Tackling Noisy Clients in Federated Learning with End-to-end Label Correction
Xuefeng Jiang, Sheng Sun, Jia Li, Jingjing Xue, Runhan Li, Zhiyuan Wu, Gang Xu, Yuwei Wang, Min Liu
TL;DR
This paper addresses the problem of heterogeneous label noise in federated learning by introducing FedELC, a two-stage framework that first identifies noisy clients using a class-aware loss matrix and a two-component Gaussian Mixture Model, then performs end-to-end label correction on data from detected noisy clients by learning a differentiable pseudo-ground-truth distribution $y^d$ through backpropagation. The local objective combines cross-entropy with a compatibility term and an entropy term, $L = L_c + \alpha L_{comp} + \beta L_e$, and uses distance-aware aggregation to reduce the influence of noisy clients, quantified through $D(i)$. Extensive experiments across CIFAR-10/100, CIFAR-10-N/CIFAR-100-N, and Clothing1M demonstrate that FedELC consistently outperforms sixteen baselines under varied noise patterns, while also improving the data quality of noisy clients. The method offers a practical pathway to robust FL in real-world deployments with imperfect annotations, at the cost of a modest computational overhead, and provides open-source code for replication.
Abstract
Recently, federated learning (FL) has achieved wide successes for diverse privacy-sensitive applications without sacrificing the sensitive private information of clients. However, the data quality of client datasets can not be guaranteed since corresponding annotations of different clients often contain complex label noise of varying degrees, which inevitably causes the performance degradation. Intuitively, the performance degradation is dominated by clients with higher noise rates since their trained models contain more misinformation from data, thus it is necessary to devise an effective optimization scheme to mitigate the negative impacts of these noisy clients. In this work, we propose a two-stage framework FedELC to tackle this complicated label noise issue.
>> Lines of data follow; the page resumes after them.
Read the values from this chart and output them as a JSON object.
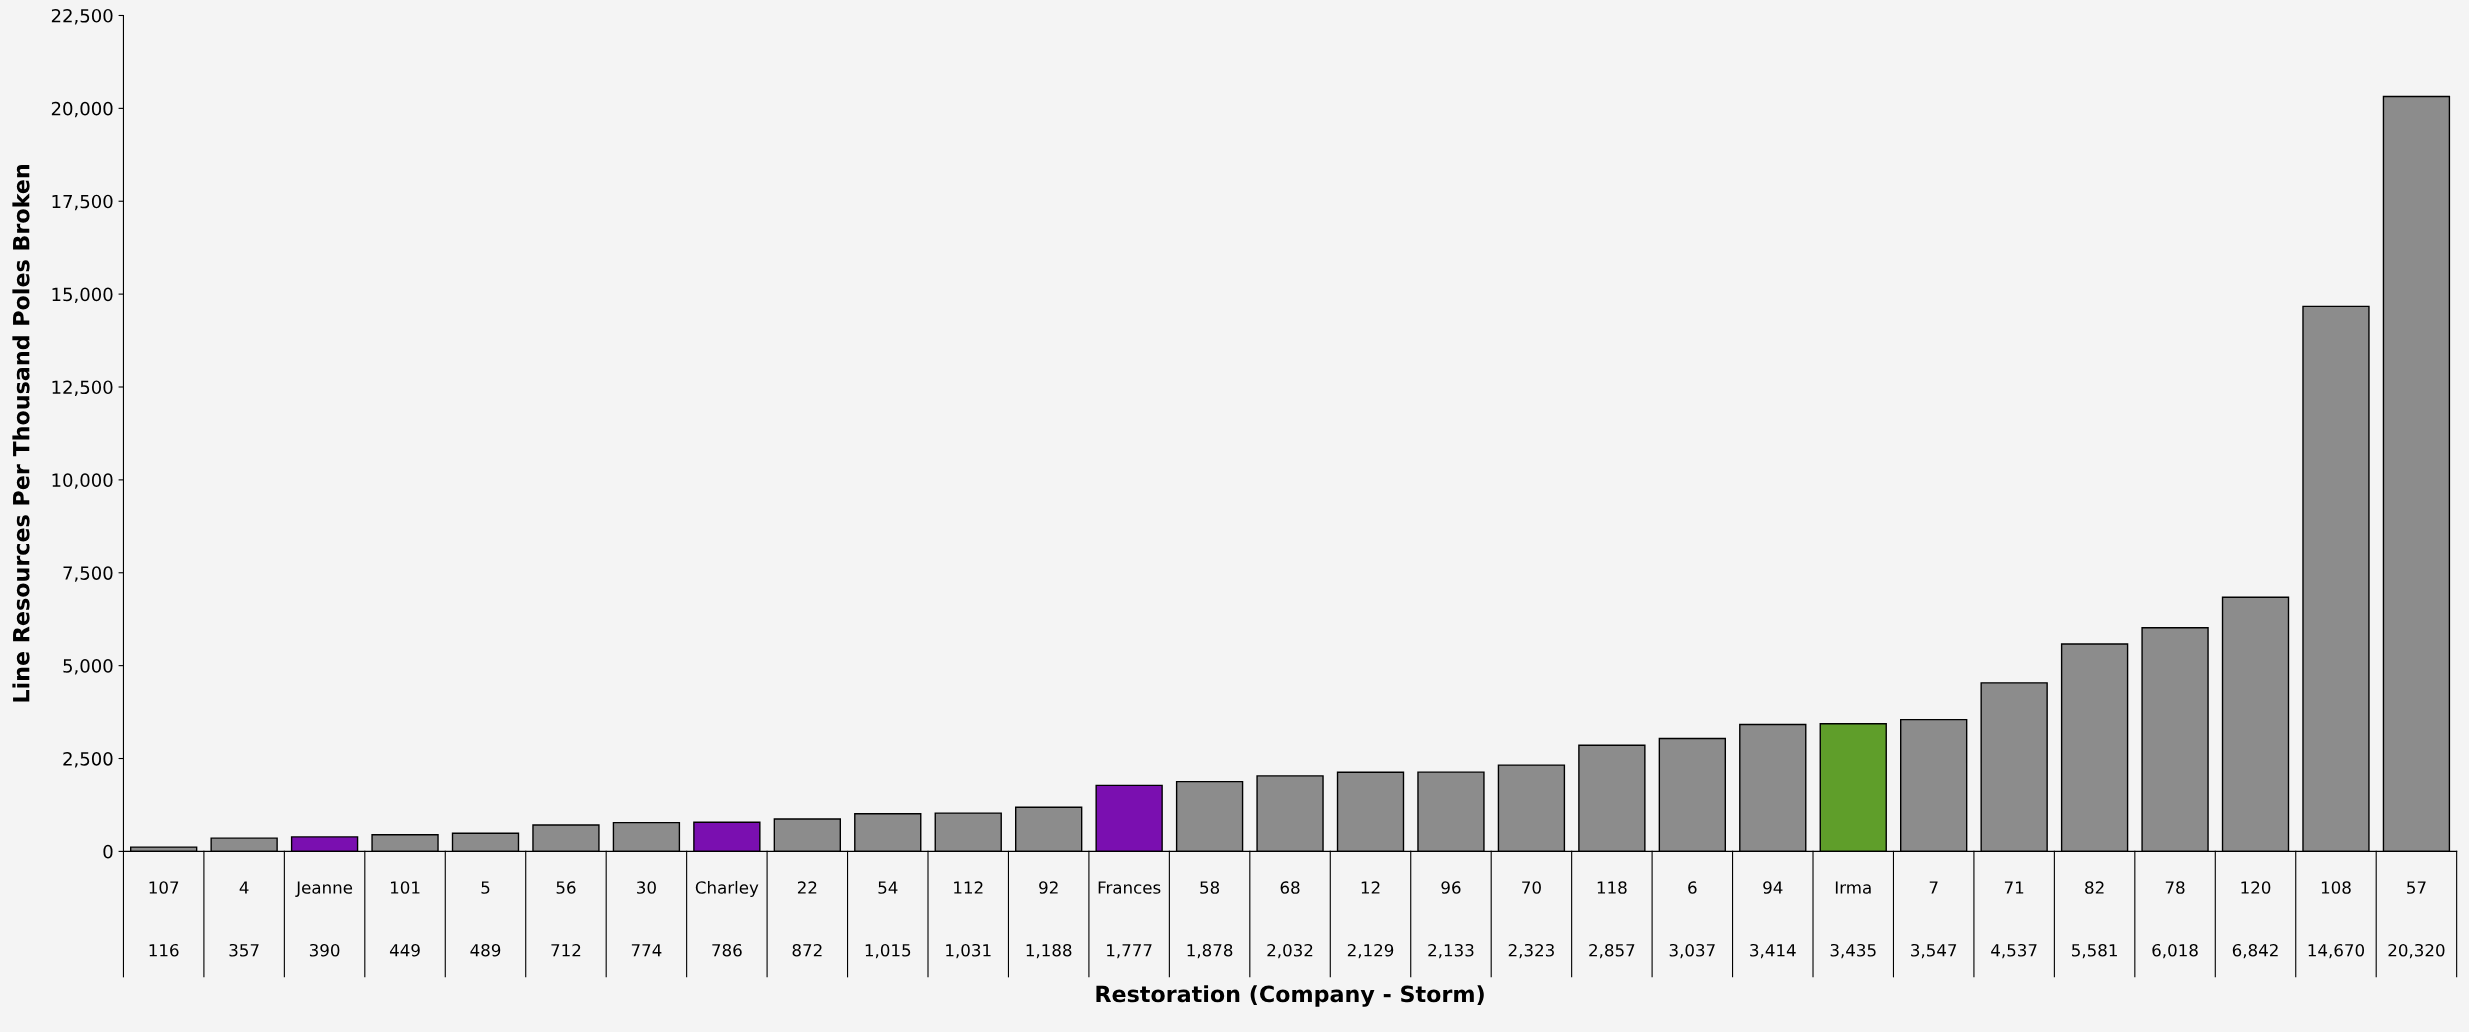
{
  "chart_data": {
    "type": "bar",
    "xlabel": "Restoration (Company - Storm)",
    "ylabel": "Line Resources Per Thousand Poles Broken",
    "categories": [
      "107",
      "4",
      "Jeanne",
      "101",
      "5",
      "56",
      "30",
      "Charley",
      "22",
      "54",
      "112",
      "92",
      "Frances",
      "58",
      "68",
      "12",
      "96",
      "70",
      "118",
      "6",
      "94",
      "Irma",
      "7",
      "71",
      "82",
      "78",
      "120",
      "108",
      "57"
    ],
    "values": [
      116,
      357,
      390,
      449,
      489,
      712,
      774,
      786,
      872,
      1015,
      1031,
      1188,
      1777,
      1878,
      2032,
      2129,
      2133,
      2323,
      2857,
      3037,
      3414,
      3435,
      3547,
      4537,
      5581,
      6018,
      6842,
      14670,
      20320
    ],
    "value_labels": [
      "116",
      "357",
      "390",
      "449",
      "489",
      "712",
      "774",
      "786",
      "872",
      "1,015",
      "1,031",
      "1,188",
      "1,777",
      "1,878",
      "2,032",
      "2,129",
      "2,133",
      "2,323",
      "2,857",
      "3,037",
      "3,414",
      "3,435",
      "3,547",
      "4,537",
      "5,581",
      "6,018",
      "6,842",
      "14,670",
      "20,320"
    ],
    "colors": [
      "#8c8c8c",
      "#8c8c8c",
      "#7a0fb0",
      "#8c8c8c",
      "#8c8c8c",
      "#8c8c8c",
      "#8c8c8c",
      "#7a0fb0",
      "#8c8c8c",
      "#8c8c8c",
      "#8c8c8c",
      "#8c8c8c",
      "#7a0fb0",
      "#8c8c8c",
      "#8c8c8c",
      "#8c8c8c",
      "#8c8c8c",
      "#8c8c8c",
      "#8c8c8c",
      "#8c8c8c",
      "#8c8c8c",
      "#5f9e2a",
      "#8c8c8c",
      "#8c8c8c",
      "#8c8c8c",
      "#8c8c8c",
      "#8c8c8c",
      "#8c8c8c",
      "#8c8c8c"
    ],
    "ylim": [
      0,
      22500
    ],
    "yticks": [
      0,
      {
        "value": 2500,
        "label": "2,500"
      },
      {
        "value": 5000,
        "label": "5,000"
      },
      {
        "value": 7500,
        "label": "7,500"
      },
      {
        "value": 10000,
        "label": "10,000"
      },
      {
        "value": 12500,
        "label": "12,500"
      },
      {
        "value": 15000,
        "label": "15,000"
      },
      {
        "value": 17500,
        "label": "17,500"
      },
      {
        "value": 20000,
        "label": "20,000"
      },
      {
        "value": 22500,
        "label": "22,500"
      }
    ],
    "grid": false,
    "legend": false
  }
}
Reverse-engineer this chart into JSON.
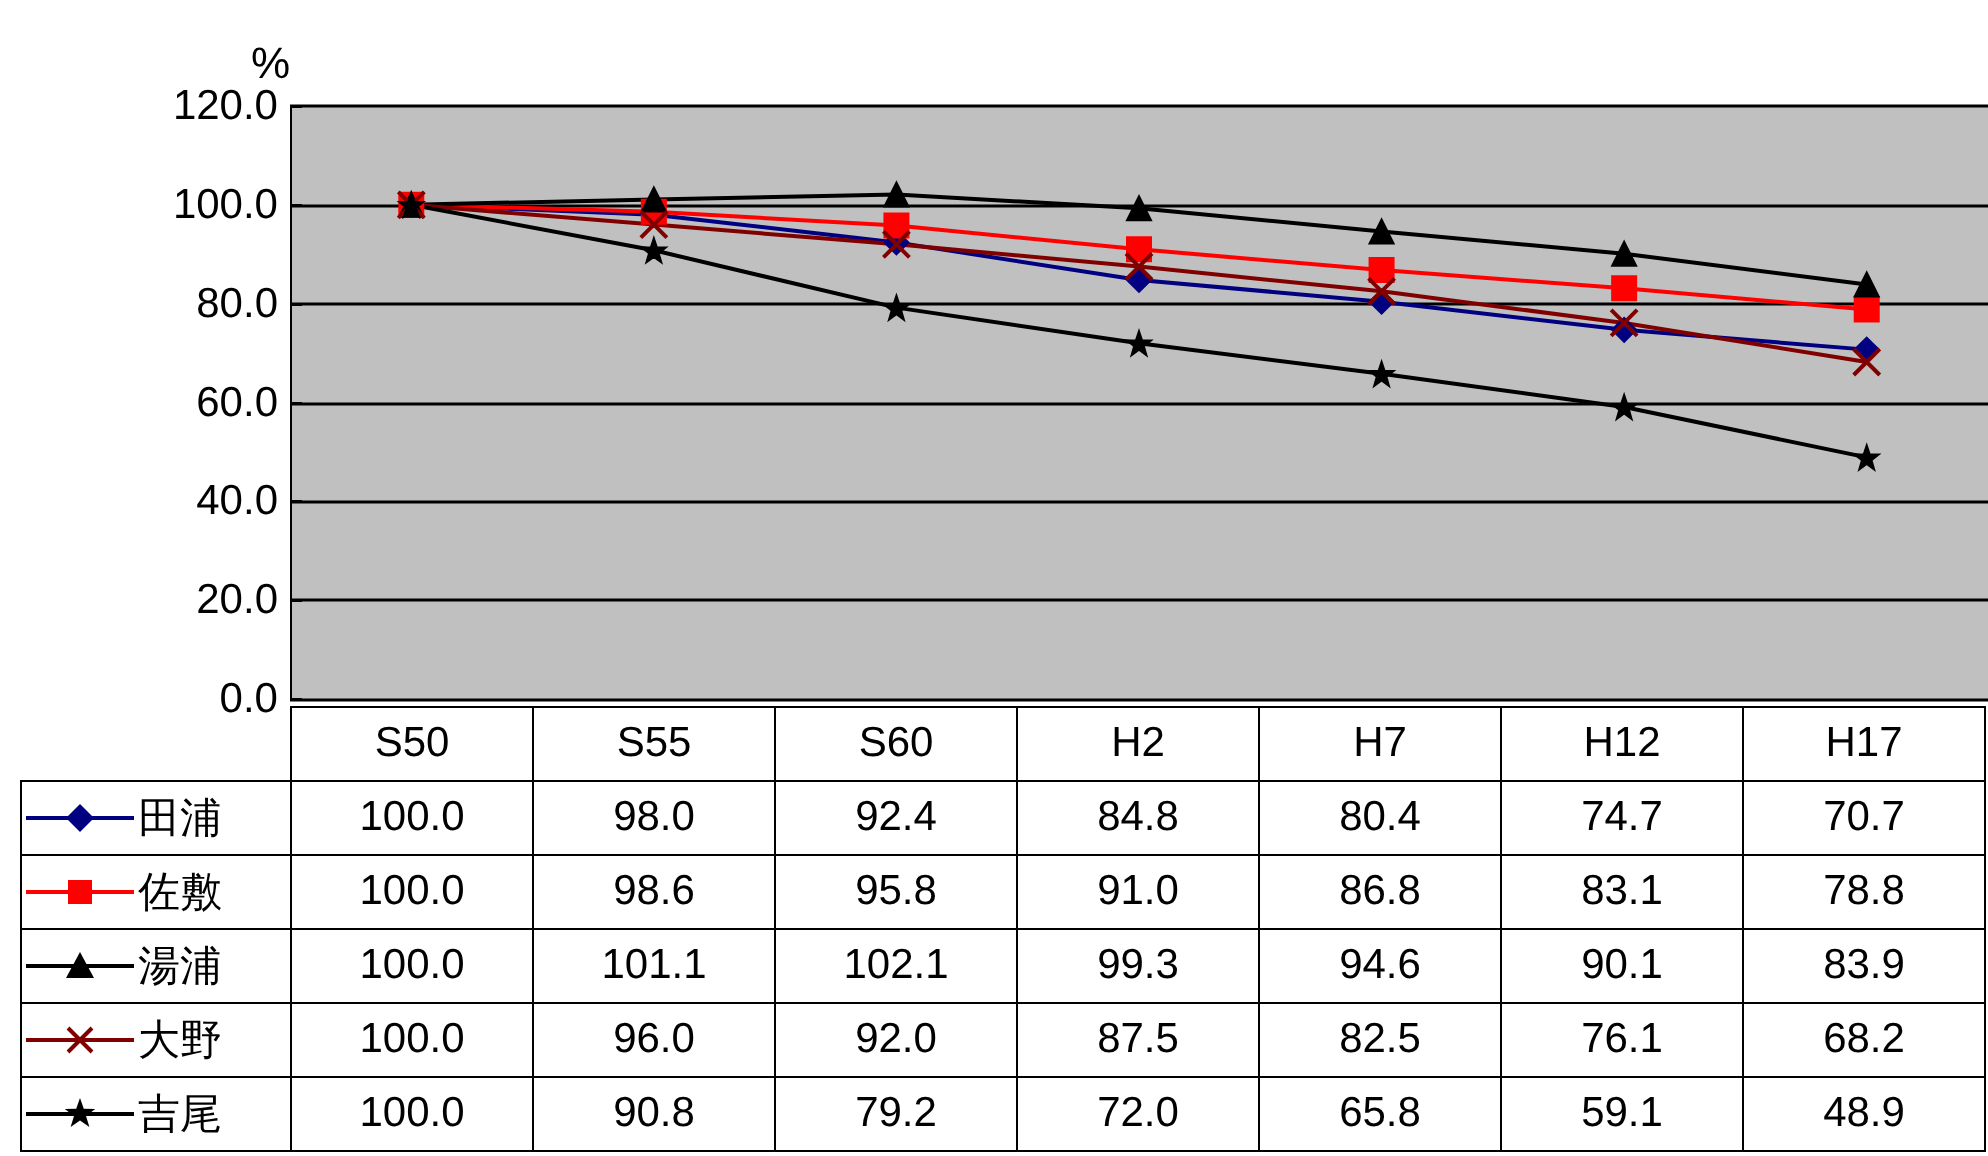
{
  "chart_data": {
    "type": "line",
    "ylabel": "%",
    "categories": [
      "S50",
      "S55",
      "S60",
      "H2",
      "H7",
      "H12",
      "H17"
    ],
    "ylim": [
      0,
      120
    ],
    "yticks": [
      {
        "value": 0,
        "label": "0.0"
      },
      {
        "value": 20,
        "label": "20.0"
      },
      {
        "value": 40,
        "label": "40.0"
      },
      {
        "value": 60,
        "label": "60.0"
      },
      {
        "value": 80,
        "label": "80.0"
      },
      {
        "value": 100,
        "label": "100.0"
      },
      {
        "value": 120,
        "label": "120.0"
      }
    ],
    "grid": "y",
    "legend": "bottom",
    "series": [
      {
        "name": "田浦",
        "color": "#000080",
        "marker": "diamond",
        "values": [
          100.0,
          98.0,
          92.4,
          84.8,
          80.4,
          74.7,
          70.7
        ],
        "value_labels": [
          "100.0",
          "98.0",
          "92.4",
          "84.8",
          "80.4",
          "74.7",
          "70.7"
        ]
      },
      {
        "name": "佐敷",
        "color": "#ff0000",
        "marker": "square",
        "values": [
          100.0,
          98.6,
          95.8,
          91.0,
          86.8,
          83.1,
          78.8
        ],
        "value_labels": [
          "100.0",
          "98.6",
          "95.8",
          "91.0",
          "86.8",
          "83.1",
          "78.8"
        ]
      },
      {
        "name": "湯浦",
        "color": "#000000",
        "marker": "triangle",
        "values": [
          100.0,
          101.1,
          102.1,
          99.3,
          94.6,
          90.1,
          83.9
        ],
        "value_labels": [
          "100.0",
          "101.1",
          "102.1",
          "99.3",
          "94.6",
          "90.1",
          "83.9"
        ]
      },
      {
        "name": "大野",
        "color": "#800000",
        "marker": "cross",
        "values": [
          100.0,
          96.0,
          92.0,
          87.5,
          82.5,
          76.1,
          68.2
        ],
        "value_labels": [
          "100.0",
          "96.0",
          "92.0",
          "87.5",
          "82.5",
          "76.1",
          "68.2"
        ]
      },
      {
        "name": "吉尾",
        "color": "#000000",
        "marker": "star",
        "values": [
          100.0,
          90.8,
          79.2,
          72.0,
          65.8,
          59.1,
          48.9
        ],
        "value_labels": [
          "100.0",
          "90.8",
          "79.2",
          "72.0",
          "65.8",
          "59.1",
          "48.9"
        ]
      }
    ]
  }
}
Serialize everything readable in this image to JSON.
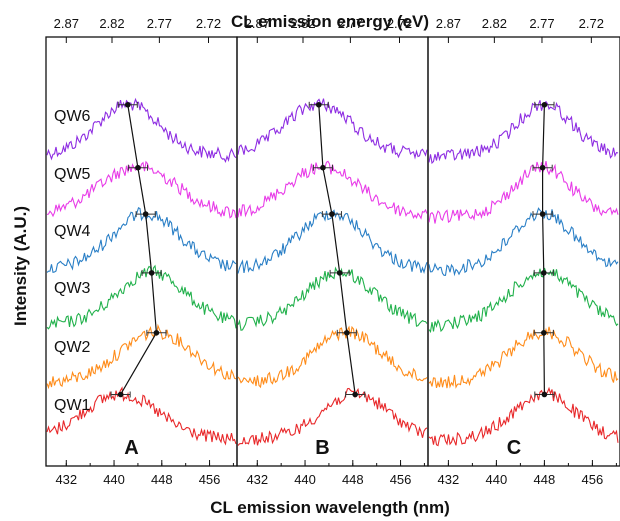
{
  "chart_data": {
    "type": "line",
    "top_axis_label": "CL emission energy (eV)",
    "bottom_axis_label": "CL emission wavelength (nm)",
    "y_axis_label": "Intensity (A.U.)",
    "top_ticks": [
      "2.87",
      "2.82",
      "2.77",
      "2.72"
    ],
    "bottom_ticks": [
      "432",
      "440",
      "448",
      "456"
    ],
    "x_range_nm": [
      428.6,
      460.6
    ],
    "wells": [
      {
        "label": "QW6",
        "color": "#8e2de2"
      },
      {
        "label": "QW5",
        "color": "#e83ce8"
      },
      {
        "label": "QW4",
        "color": "#2a7fc6"
      },
      {
        "label": "QW3",
        "color": "#22b14c"
      },
      {
        "label": "QW2",
        "color": "#ff8c1a"
      },
      {
        "label": "QW1",
        "color": "#e8282a"
      }
    ],
    "panels": [
      {
        "label": "A",
        "peaks_nm": [
          442.3,
          444.0,
          445.3,
          446.3,
          447.1,
          441.1
        ],
        "peak_error_nm": 1.6,
        "widths_nm": [
          5.0,
          6.5,
          5.5,
          5.5,
          6.0,
          6.0
        ]
      },
      {
        "label": "B",
        "peaks_nm": [
          442.3,
          443.0,
          444.5,
          445.8,
          447.0,
          448.4
        ],
        "peak_error_nm": 1.6,
        "widths_nm": [
          5.5,
          6.0,
          5.5,
          5.5,
          5.5,
          5.5
        ]
      },
      {
        "label": "C",
        "peaks_nm": [
          448.0,
          447.7,
          447.7,
          447.9,
          447.9,
          448.0
        ],
        "peak_error_nm": 1.6,
        "widths_nm": [
          4.5,
          4.5,
          5.0,
          5.5,
          5.5,
          5.0
        ]
      }
    ]
  }
}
The first stage aims to guide the detection of noisy clients with higher label noise, while the second stage aims to correct the labels of noisy clients' data via an end-to-end label correction framework which is achieved by learning possible ground-truth labels of noisy clients' datasets via back propagation. We implement sixteen related methods and evaluate five datasets with three types of complicated label noise scenarios for a comprehensive comparison. Extensive experimental results demonstrate our proposed framework achieves superior performance than its counterparts for different scenarios. Additionally, we effectively improve the data quality of detected noisy clients' local datasets with our label correction framework. The code is available at https://github.com/Sprinter1999/FedELC.